桜の開花が報じられ、カリンやコガクウツギの新芽や蕾が吹きだす春、各地で相次ぐ山林火災、花粉に黄砂と、決してうららかな春にうかつに深呼吸もできない。今日はここ町田市は28度という夏日予想。今からこんな気温では、夏は一体どうなるのやら。梅はもう淡い毛に包まれた実ができている。

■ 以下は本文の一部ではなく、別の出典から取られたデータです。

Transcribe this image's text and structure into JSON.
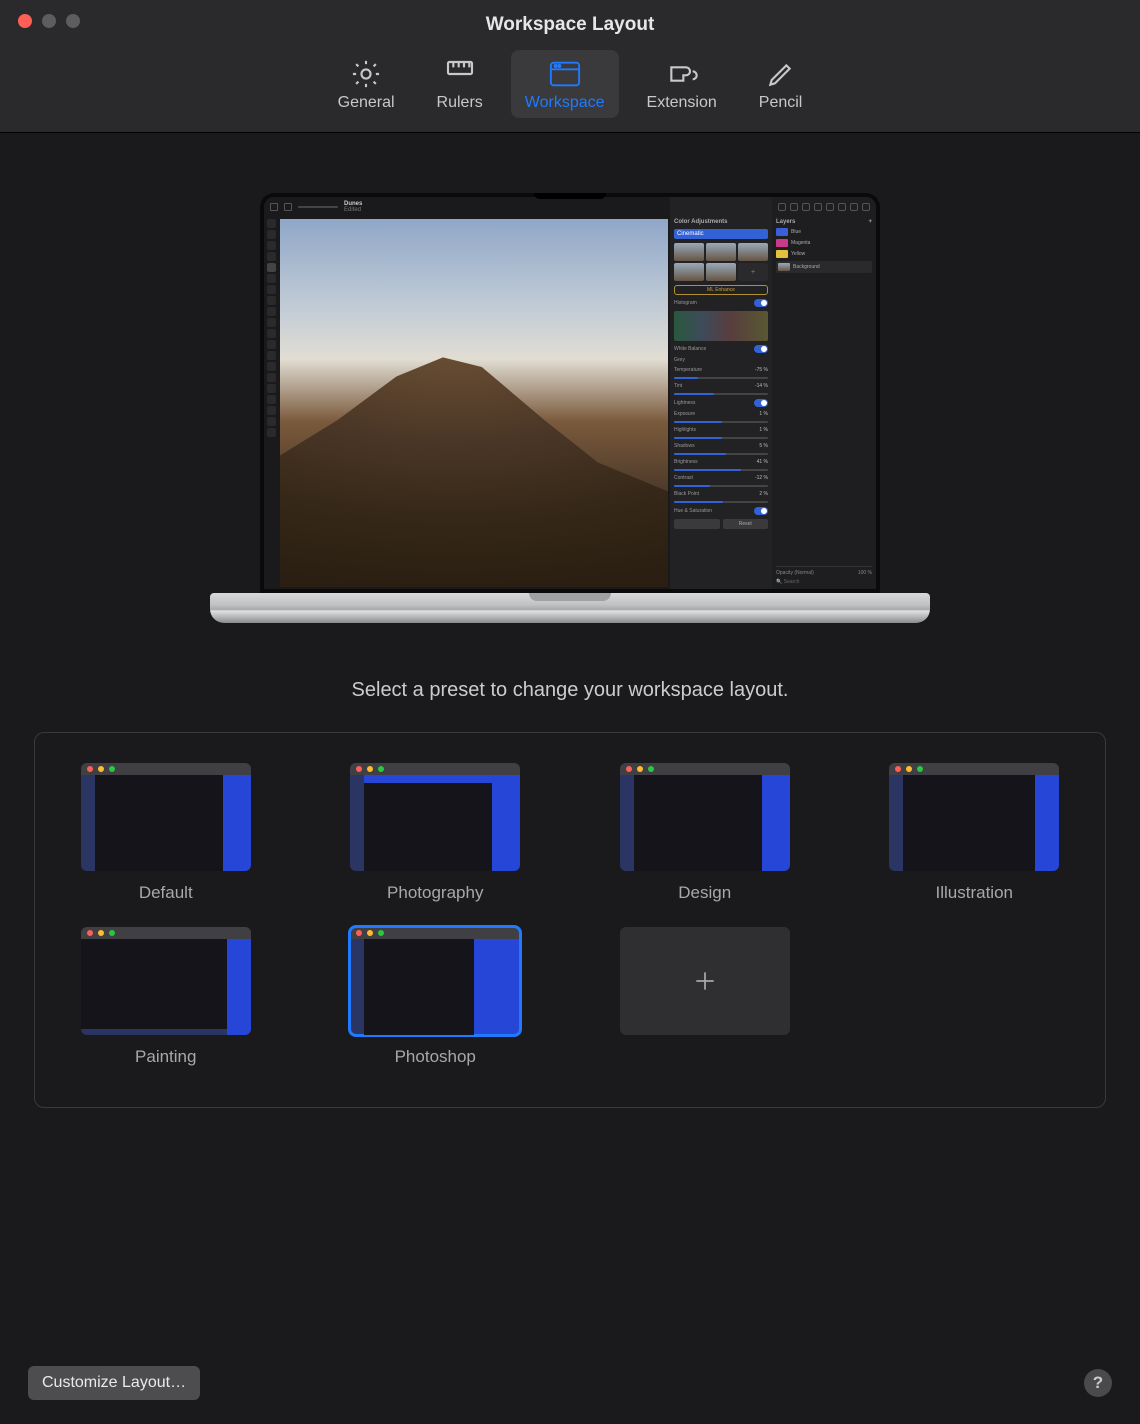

一般的な赤い椿は藪椿、山椿などの総称。幹、葉、種はそれぞれ有用で、花も天ぷらなどで食べられる優れもの。大船渡も椿が有名。相当な数の椿が灰になってしまったことだろう。山茶花は花びらがハラハラと散るのに対して、椿の散り方は、花が丸ごとひとつ落ちるから、縁起が悪いとして病室には飾らない。我々にとっては、丸ごと落ちる水分の多い花は風に流れにくいから掃除には有難い。椿の足元にあるコガクウツギは若葉を吹きだしたばかりだけれど、落ちた椿の花が乗ってお洒落をしているようにも見える。花梨は若葉と蕾が同時に出てくるが、もう独特な薄紅色の花が、閉じた傘のように巻かれている。

花便り 令和7年3月23日

稲荷社脇の山茱萸(さんしゅゆ)が満開になると、いよいよ最後の梅「楊貴妃」も終わりが近い。桜の開花がいつになるかと世間がざわめいている中で、ひっそりと遅咲きの梅たちがフェイドアウト。暖かな陽気で桜も早まるのだろうか。